We urge Congress not to hold any inquiry into the two successive deadly military plane crashes and allow the Armed Forces of the Philippines (AFP) to conduct its own investigation.
A parallel probe by the Senate or the House could only muddle the facts as some legislators might use the inquiry not in aid of legislation but in aid of their reelection in next year’s polls.
Offhand, we can say that there are two possible reasons why a plane crashes: 1) aircraft malfunction; and 2) pilot error.
In the crash of Lockheed C-130 Hercules plane in Patikul, Sulu last July 4 that killed 42 soldiers and three civilians, there are some pertinent questions that should be answered. Was the plane air-worthy? Was the pilot trained to fly a huge aircraft? If he has and there was no aircraft malfunction, why did he miss the runway when the landing was executed at noontime?

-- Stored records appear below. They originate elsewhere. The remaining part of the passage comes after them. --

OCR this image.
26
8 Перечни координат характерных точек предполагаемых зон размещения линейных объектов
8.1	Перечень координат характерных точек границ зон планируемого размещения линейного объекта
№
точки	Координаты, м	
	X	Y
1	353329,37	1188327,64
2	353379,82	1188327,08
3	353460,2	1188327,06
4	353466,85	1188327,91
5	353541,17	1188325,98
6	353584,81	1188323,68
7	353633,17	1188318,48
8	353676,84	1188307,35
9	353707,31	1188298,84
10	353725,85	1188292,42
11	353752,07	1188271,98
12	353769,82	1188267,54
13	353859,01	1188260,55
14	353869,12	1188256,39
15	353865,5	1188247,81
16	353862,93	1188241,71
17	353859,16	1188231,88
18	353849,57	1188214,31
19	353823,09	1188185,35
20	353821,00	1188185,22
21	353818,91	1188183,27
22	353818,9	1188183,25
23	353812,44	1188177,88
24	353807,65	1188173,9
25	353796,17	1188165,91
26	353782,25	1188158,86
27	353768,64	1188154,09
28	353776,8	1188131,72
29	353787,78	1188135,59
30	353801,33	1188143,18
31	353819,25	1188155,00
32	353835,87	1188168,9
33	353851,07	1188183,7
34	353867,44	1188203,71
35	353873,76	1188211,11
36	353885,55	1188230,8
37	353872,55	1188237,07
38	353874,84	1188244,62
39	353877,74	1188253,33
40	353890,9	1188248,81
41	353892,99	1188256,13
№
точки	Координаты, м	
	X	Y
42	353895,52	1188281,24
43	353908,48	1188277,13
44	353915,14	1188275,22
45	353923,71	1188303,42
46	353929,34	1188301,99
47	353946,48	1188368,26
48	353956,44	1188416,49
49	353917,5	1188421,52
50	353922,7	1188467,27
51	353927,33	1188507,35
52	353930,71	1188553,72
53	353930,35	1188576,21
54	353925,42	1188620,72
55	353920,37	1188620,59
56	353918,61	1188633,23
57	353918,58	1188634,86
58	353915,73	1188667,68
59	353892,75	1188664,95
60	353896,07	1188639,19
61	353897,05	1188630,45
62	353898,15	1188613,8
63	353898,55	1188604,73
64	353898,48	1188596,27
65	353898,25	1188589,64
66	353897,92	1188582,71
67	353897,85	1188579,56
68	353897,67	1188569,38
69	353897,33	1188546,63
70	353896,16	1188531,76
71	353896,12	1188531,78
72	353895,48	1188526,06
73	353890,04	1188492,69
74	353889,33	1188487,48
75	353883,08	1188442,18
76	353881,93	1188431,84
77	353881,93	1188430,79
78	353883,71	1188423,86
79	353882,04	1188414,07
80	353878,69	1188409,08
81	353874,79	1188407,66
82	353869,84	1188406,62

We know that accidents happen but if the aircraft was in top shape and the pilot knew what he was doing, then the crash could not have happened and lives could have been saved.
Military authorities are saying that the plane that crashed was one of the two newly acquired transport planes that arrived in the country on Jan. 29. This was procured by the Philippine Air Force for P2.5 billion and funded by U.S. government assistance.
At least, Maj. Gen. Edgardo Arevalo, AFP spokesman, has admitted that the aircraft was not brand-new but was in tip-top condition. This has to be proven by the investigation.
According to a retired military officer, this was the third reconditioned C-130 that crashed: the first one was in the 1990s, the second one in 2008 in Davao City.
Because of these crashes, the AFP should prioritize the PAF in its Modernization Program and buy brand-new C-130s instead of modernizing our naval assets. Of course, this will cost more but with the recent crash, it is too risky to use the reconditioned C-130 especially since it is the workhorse in times of disasters and calamities.
In contrast to the C-130, the Sikorsky Black Hawk helicopter that crashed last June 23 and that killed six PAF personnel was brand-new and part of the 16 choppers acquired from Poland at a cost of $241.5 million. There is still no official report as to the cause of the crash.